Das erste Mal seien seine Familie und die Drei sich auf dem Campingplatz der Ostseeinsel Fehmarn im Sommer 2007 begegnet. Dann »bis zum Ende 2011« jedes Jahr wieder. Jeweils zwei, manchmal drei Wochen habe man zusammen verlebt. Das Trio war vier oder fünf Wochen auf dem Platz. Obgleich pro Tag 110 bis 120 Euro zu entrichten waren.

Man grillte zusammen. Zudem habe er »Max« beim Surfen seine Erfahrungen vermittelt. Auf einem Laptop wurde »Wer wird Millionär?« gespielt. »Manchmal sind wir zusammen essen gegangen.« Er habe sich für den Alltag in der DDR interessiert. Vor allem »Max« und »Liese« seien redselig gewesen. »Gerry« dagegen wirkte stiller. Die drei Freunde, die sich - wie sie sagten - schon seit der gemeinsamen Schulzeit kannten, waren »sehr nett, freundlich, hilfsbereit«. Man habe sich »sehr gut verstanden«. So gut, dass die Urlaubsnachbarn nach den Ferien sogar einmal Original-Thüringer-Würstchen geschickt hätten. Das Paket hatte keinen Absender. Man sei ohnehin davon ausgegangen, dass die Bekannten aus Zwickau nicht in einer gemeinsamen Wohnung lebten.

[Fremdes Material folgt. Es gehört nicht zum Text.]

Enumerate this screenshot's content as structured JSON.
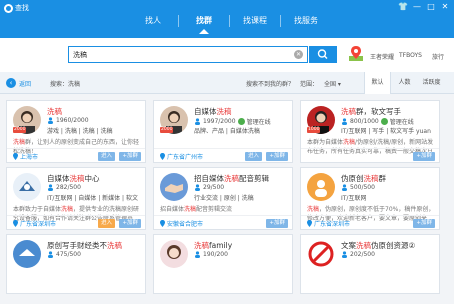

Davon gehen aber die Ermittler - zumindest öffentlich - aus. Und daher wurde am Dienstag in München vor den Urlaubsbekannten der für das Haus in der Zwickauer Frühlingsstraße 26 verantwortliche Hausmeister befragt. Er heißt Krause und entsprach im Wesentlichen dem schlichten »Hausmeister Krause« aus einer TV-Blödel-Serie. Wesentliches hatte er nicht beizutragen. Nur dass die »Dienelt-Maus« - damit meinte er Zschäpe, die unter dem Namen eines bekannten Neonazis in dem Haus wohnte - ab und an in den Feierabendbier-Keller gekommen sei, wenn die beiden Uwes unterwegs waren. Dass im Kellertreffpunkt ein Hitler-Bild gestanden habe, stimme. Aber nur als eine Erinnerung an seinen verstorbenen Bruder. Das Bild sei das Einzige gewesen, was aus dessen Wohnung »zu verwerten gewesen ist«.